# Network encryption or something like that...



## juve_inferno (Jul 3, 2009)

Maybe this question is stupid but i have to post... I am completely new in Free BSD world but every day when i use Free BSD i realise that i have some questions about network that i didn't think about before. One of them is encryption... How is secure of data which sent to the global network using some of the many "chat" ways (MSN, Facebook, Gmail) or password... I have pf but is there a possibility to put that network connections to tunnel and encrypt it? How to do that or some instructions... Thanks


----------



## DutchDaemon (Jul 3, 2009)

Encryption to websites is only possible when those websites support SSL (https). I'm sure Gmail does, not sure about Facebook (but that's been a privacy nightmare since it started anyway). And I think MSN has some setting for encrypting a chat session when both sides support it. In case of POP3 or IMAP, there are SSL variants called POP3S and IMAPS. Again: it depends on the server you're connecting to whether it supports SSL for POP3/IMAP.

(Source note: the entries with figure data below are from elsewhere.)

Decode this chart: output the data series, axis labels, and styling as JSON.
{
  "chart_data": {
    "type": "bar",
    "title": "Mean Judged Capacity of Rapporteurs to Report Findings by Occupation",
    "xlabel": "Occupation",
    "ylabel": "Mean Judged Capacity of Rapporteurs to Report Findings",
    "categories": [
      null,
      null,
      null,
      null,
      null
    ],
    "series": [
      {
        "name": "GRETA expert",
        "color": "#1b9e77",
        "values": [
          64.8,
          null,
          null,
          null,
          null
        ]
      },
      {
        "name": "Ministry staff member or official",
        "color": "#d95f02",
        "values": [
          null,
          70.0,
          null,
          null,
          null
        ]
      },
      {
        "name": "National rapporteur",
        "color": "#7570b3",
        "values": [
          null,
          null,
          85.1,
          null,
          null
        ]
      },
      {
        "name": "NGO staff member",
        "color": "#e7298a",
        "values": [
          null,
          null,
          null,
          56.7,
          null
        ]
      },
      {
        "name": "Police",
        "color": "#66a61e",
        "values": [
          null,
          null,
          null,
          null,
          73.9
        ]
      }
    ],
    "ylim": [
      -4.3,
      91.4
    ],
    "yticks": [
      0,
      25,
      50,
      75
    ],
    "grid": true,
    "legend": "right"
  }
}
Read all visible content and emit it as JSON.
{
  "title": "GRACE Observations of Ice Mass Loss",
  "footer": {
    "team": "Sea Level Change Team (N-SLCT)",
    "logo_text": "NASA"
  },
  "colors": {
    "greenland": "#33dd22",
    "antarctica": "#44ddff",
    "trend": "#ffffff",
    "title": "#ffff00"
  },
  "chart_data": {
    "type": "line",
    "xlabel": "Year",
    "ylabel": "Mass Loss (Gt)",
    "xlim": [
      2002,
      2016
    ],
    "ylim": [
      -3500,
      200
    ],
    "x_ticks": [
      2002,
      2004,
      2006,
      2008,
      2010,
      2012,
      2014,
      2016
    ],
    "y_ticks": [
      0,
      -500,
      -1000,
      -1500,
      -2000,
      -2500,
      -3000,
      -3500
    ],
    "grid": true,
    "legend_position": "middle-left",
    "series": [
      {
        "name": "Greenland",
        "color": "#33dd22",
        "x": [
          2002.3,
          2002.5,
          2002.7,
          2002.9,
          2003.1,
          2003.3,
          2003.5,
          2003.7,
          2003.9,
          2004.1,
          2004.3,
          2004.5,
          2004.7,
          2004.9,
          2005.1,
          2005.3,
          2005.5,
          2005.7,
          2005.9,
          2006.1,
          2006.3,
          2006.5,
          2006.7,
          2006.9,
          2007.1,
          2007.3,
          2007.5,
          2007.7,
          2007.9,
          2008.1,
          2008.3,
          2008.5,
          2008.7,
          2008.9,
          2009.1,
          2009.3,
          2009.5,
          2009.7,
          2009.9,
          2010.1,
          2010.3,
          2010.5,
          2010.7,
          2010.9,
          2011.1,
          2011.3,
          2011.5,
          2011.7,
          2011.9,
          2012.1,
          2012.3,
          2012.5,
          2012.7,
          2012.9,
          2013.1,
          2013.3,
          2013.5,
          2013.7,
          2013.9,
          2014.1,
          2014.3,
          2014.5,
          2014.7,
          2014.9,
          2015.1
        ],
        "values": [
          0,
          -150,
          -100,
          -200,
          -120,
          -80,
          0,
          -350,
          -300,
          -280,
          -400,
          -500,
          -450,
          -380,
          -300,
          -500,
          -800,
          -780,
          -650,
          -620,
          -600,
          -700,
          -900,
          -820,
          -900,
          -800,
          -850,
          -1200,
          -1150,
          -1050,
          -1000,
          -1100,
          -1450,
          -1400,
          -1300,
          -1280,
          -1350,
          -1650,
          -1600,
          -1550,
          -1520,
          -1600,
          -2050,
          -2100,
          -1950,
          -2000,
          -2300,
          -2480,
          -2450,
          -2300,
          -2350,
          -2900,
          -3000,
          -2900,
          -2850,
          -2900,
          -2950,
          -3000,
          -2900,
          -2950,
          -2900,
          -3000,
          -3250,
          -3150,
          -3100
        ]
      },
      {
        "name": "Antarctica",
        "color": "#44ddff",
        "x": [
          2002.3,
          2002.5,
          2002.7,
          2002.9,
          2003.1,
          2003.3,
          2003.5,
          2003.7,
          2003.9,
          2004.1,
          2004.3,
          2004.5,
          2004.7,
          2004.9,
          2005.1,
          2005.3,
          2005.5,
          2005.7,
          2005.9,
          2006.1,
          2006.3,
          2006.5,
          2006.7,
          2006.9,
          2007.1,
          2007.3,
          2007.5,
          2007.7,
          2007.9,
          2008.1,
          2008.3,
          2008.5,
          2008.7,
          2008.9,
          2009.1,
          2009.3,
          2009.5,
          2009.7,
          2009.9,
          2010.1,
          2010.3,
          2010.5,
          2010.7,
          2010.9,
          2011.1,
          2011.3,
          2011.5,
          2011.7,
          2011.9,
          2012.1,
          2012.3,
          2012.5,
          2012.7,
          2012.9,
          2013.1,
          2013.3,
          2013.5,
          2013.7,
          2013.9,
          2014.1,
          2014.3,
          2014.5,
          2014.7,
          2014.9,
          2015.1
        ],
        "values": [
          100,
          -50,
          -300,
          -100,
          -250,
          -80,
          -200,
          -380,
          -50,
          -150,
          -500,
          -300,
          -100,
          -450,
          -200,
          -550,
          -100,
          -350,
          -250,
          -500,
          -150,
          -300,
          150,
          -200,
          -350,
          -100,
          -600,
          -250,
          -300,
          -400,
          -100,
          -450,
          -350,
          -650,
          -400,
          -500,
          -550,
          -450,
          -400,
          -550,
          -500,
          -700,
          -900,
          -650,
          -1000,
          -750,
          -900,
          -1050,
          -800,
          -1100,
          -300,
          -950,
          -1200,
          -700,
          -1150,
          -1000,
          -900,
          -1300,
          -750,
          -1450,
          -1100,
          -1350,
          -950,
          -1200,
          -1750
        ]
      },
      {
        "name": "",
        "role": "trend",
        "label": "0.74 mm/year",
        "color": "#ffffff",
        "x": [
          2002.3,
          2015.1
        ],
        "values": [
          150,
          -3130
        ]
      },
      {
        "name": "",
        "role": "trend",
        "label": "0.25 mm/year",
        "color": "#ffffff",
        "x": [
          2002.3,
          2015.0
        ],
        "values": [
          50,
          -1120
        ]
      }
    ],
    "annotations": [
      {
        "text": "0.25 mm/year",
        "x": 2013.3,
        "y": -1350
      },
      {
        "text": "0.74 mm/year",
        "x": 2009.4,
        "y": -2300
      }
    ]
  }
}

Otherwise there's no way to 'just encrypt or tunnel' traffic in general. It takes two to tango, and not all sites dance.


----------



## vivek (Jul 4, 2009)

Not all 3rd party supports SSL / TLS. If possible avoid 3rd party site and use your own service such as email, chat and so on.


----------



## SaveTheRbtz (Jul 7, 2009)

1) Use ssh tunneling
2) Setup MPD/OpenVPN server on some dedicated server.
3) Use IPSec (maybe within IPv6 specs, but even less sites support ipv6)

Using tor / i2p is only safe within .onion/.i2p domains, otherwise it's even less secure than sniffed connection


----------